All of these approaches are valid. The key point is that you don’t have to commit to the most complex or expensive option to make progress. The Warm Homes Plan reflects that reality by placing more emphasis on ways people can begin, rather than expecting everyone to do everything at once.

What support and finance actually look like
The Warm Homes Plan doesn’t offer a single pot of money you apply to once. Support comes through a mix of grants, loans, and ongoing schemes, depending on your circumstances.
If you’re on a lower income or living in fuel poverty, support is more likely to come in the form of fully funded upgrades, delivered through local authority or national programmes.
If you’re not eligible for that level of support, the main change is access to affordable finance. Low- and zero-interest loans can make it easier to spread costs and start with smaller upgrades, rather than waiting until you can afford everything upfront.
This doesn’t make every improvement affordable overnight. But for many households, it makes starting more realistic – particularly for measures like solar and batteries that can reduce bills early on.
Before committing to anything, it’s important to understand what applies to you. Eligibility rules, repayment terms, and what’s actually covered can vary, and not every offer will suit every home. That’s why independent advice matters.
Grants, loans, and funding resources worth checking
There are a number of schemes that may help lower the cost of home energy improvements. Some are national, while others are specific to Oxfordshire.
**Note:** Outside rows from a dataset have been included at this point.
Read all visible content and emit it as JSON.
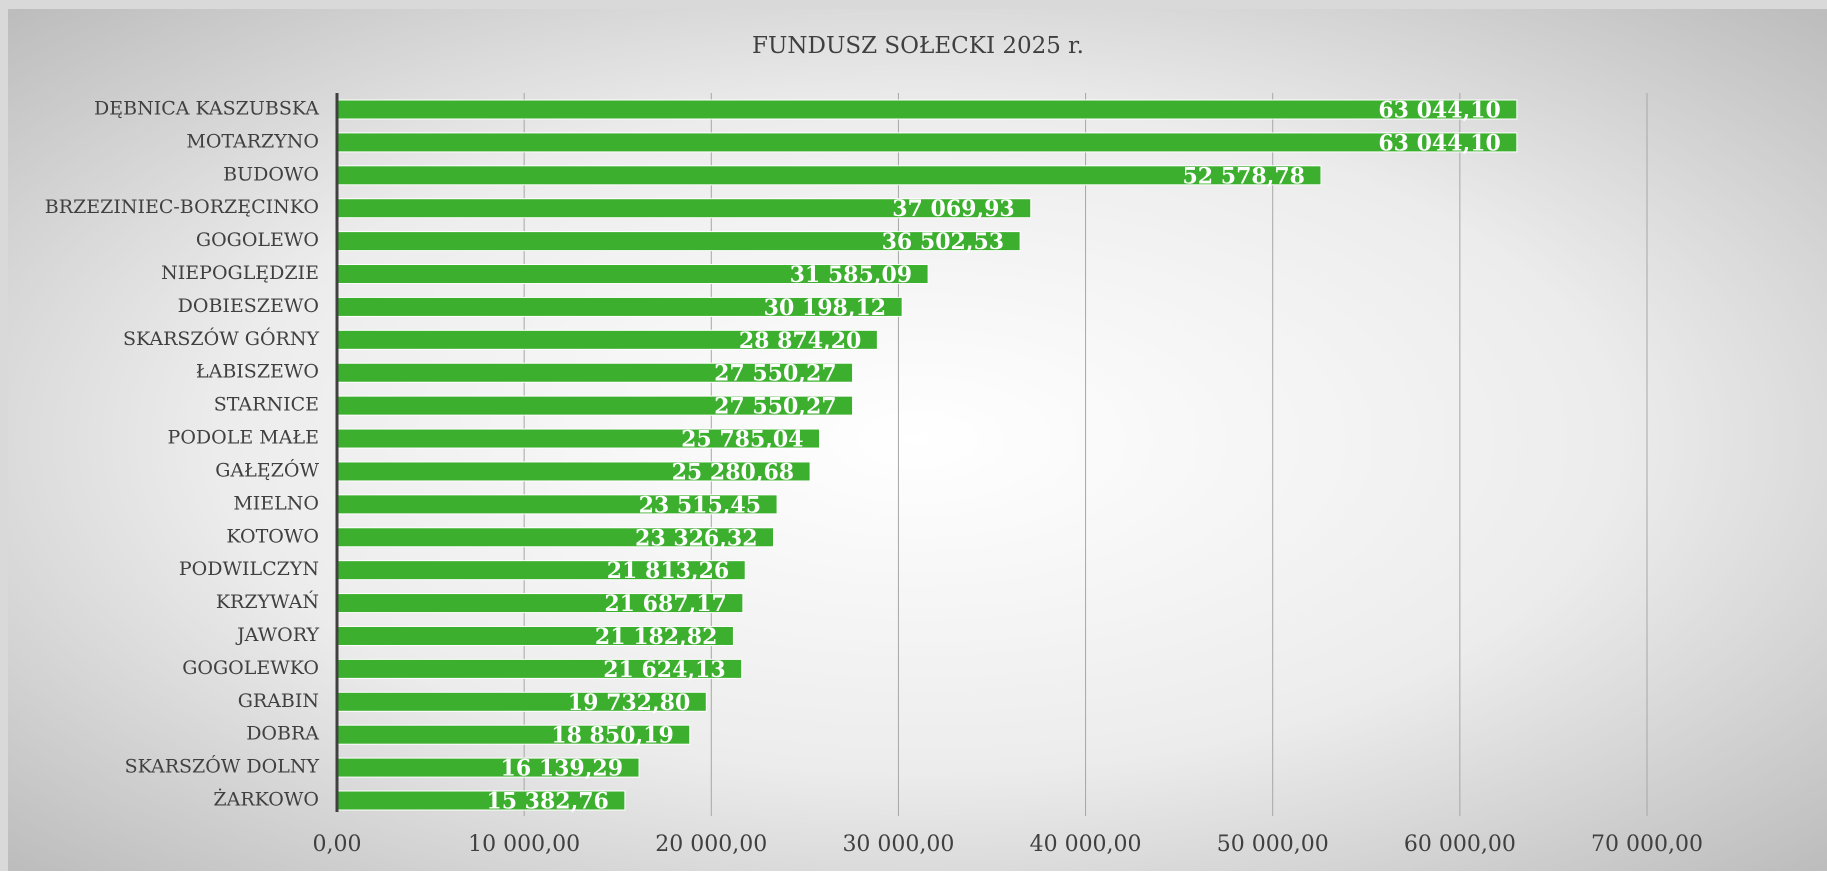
{
  "chart_data": {
    "type": "bar",
    "orientation": "horizontal",
    "title": "FUNDUSZ SOŁECKI 2025 r.",
    "categories": [
      "DĘBNICA KASZUBSKA",
      "MOTARZYNO",
      "BUDOWO",
      "BRZEZINIEC-BORZĘCINKO",
      "GOGOLEWO",
      "NIEPOGLĘDZIE",
      "DOBIESZEWO",
      "SKARSZÓW GÓRNY",
      "ŁABISZEWO",
      "STARNICE",
      "PODOLE MAŁE",
      "GAŁĘZÓW",
      "MIELNO",
      "KOTOWO",
      "PODWILCZYN",
      "KRZYWAŃ",
      "JAWORY",
      "GOGOLEWKO",
      "GRABIN",
      "DOBRA",
      "SKARSZÓW DOLNY",
      "ŻARKOWO"
    ],
    "values": [
      63044.1,
      63044.1,
      52578.78,
      37069.93,
      36502.53,
      31585.09,
      30198.12,
      28874.2,
      27550.27,
      27550.27,
      25785.04,
      25280.68,
      23515.45,
      23326.32,
      21813.26,
      21687.17,
      21182.82,
      21624.13,
      19732.8,
      18850.19,
      16139.29,
      15382.76
    ],
    "value_labels": [
      "63 044,10",
      "63 044,10",
      "52 578,78",
      "37 069,93",
      "36 502,53",
      "31 585,09",
      "30 198,12",
      "28 874,20",
      "27 550,27",
      "27 550,27",
      "25 785,04",
      "25 280,68",
      "23 515,45",
      "23 326,32",
      "21 813,26",
      "21 687,17",
      "21 182,82",
      "21 624,13",
      "19 732,80",
      "18 850,19",
      "16 139,29",
      "15 382,76"
    ],
    "color": "#3cb02e",
    "xlim": [
      0,
      70000
    ],
    "xticks": [
      {
        "value": 0,
        "label": "0,00"
      },
      {
        "value": 10000,
        "label": "10 000,00"
      },
      {
        "value": 20000,
        "label": "20 000,00"
      },
      {
        "value": 30000,
        "label": "30 000,00"
      },
      {
        "value": 40000,
        "label": "40 000,00"
      },
      {
        "value": 50000,
        "label": "50 000,00"
      },
      {
        "value": 60000,
        "label": "60 000,00"
      },
      {
        "value": 70000,
        "label": "70 000,00"
      }
    ],
    "grid": true
  }
}
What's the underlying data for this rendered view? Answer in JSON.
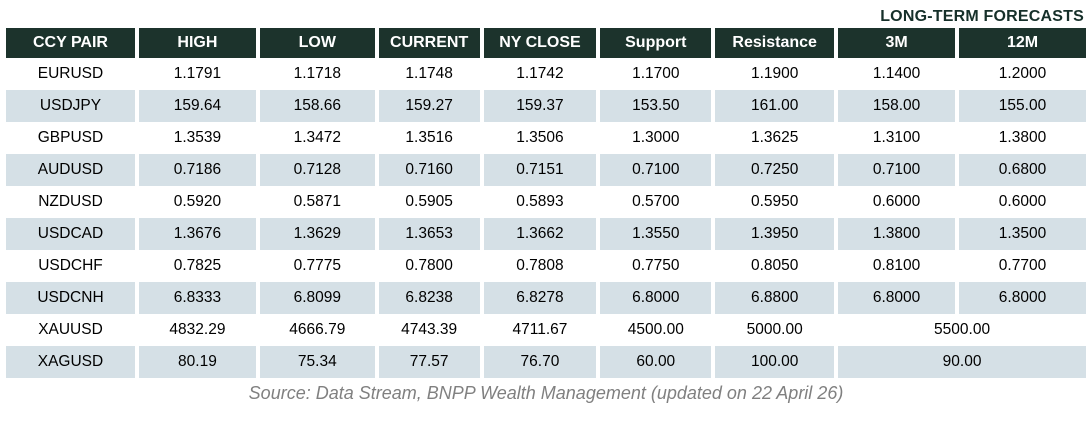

Oxfordshire-specific support
Warm Homes: Local Grant (Oxfordshire County Council): Fully funded energy efficiency upgrades for eligible low-income households and private tenants, based on income and EPC rating. (Oxfordshire County Council)
Home Upgrade Grant (HUG2 – Oxfordshire allocation): Funding for energy efficiency and low-carbon heating upgrades, focused on homes off the gas grid or with poor EPC ratings.
Better Housing Better Health (Oxfordshire): A local advice service offering help with grants, insulation, heating upgrades, draught-proofing, and referrals to current schemes.
Local council support: District councils across Oxfordshire offer advice and, in some cases, financial support linked to home warmth and energy upgrades.
National schemes that may still apply
Boiler Upgrade Scheme: Grants towards low-carbon heating systems, such as heat pumps, installed by certified installers.
Warm Homes: Local Grant (national framework): Funding delivered by councils across England for energy-saving and heating upgrades, subject to eligibility.
Great British Insulation Scheme (GBIS): A large insulation fund that has helped households improve insulation measures, though some parts have now closed to new applicants.
If you’re thinking about next steps
If 2026 feels like the year you want to do something, start by being honest about what you can manage now.
You don’t need to do everything.
You don’t need to get it perfect.
You do need to start in a way that suits your home and your life.
The Warm Homes Plan doesn’t change the fundamentals of good home improvement. But it does make it easier for more people to begin. For many households, that’s the most important change of all.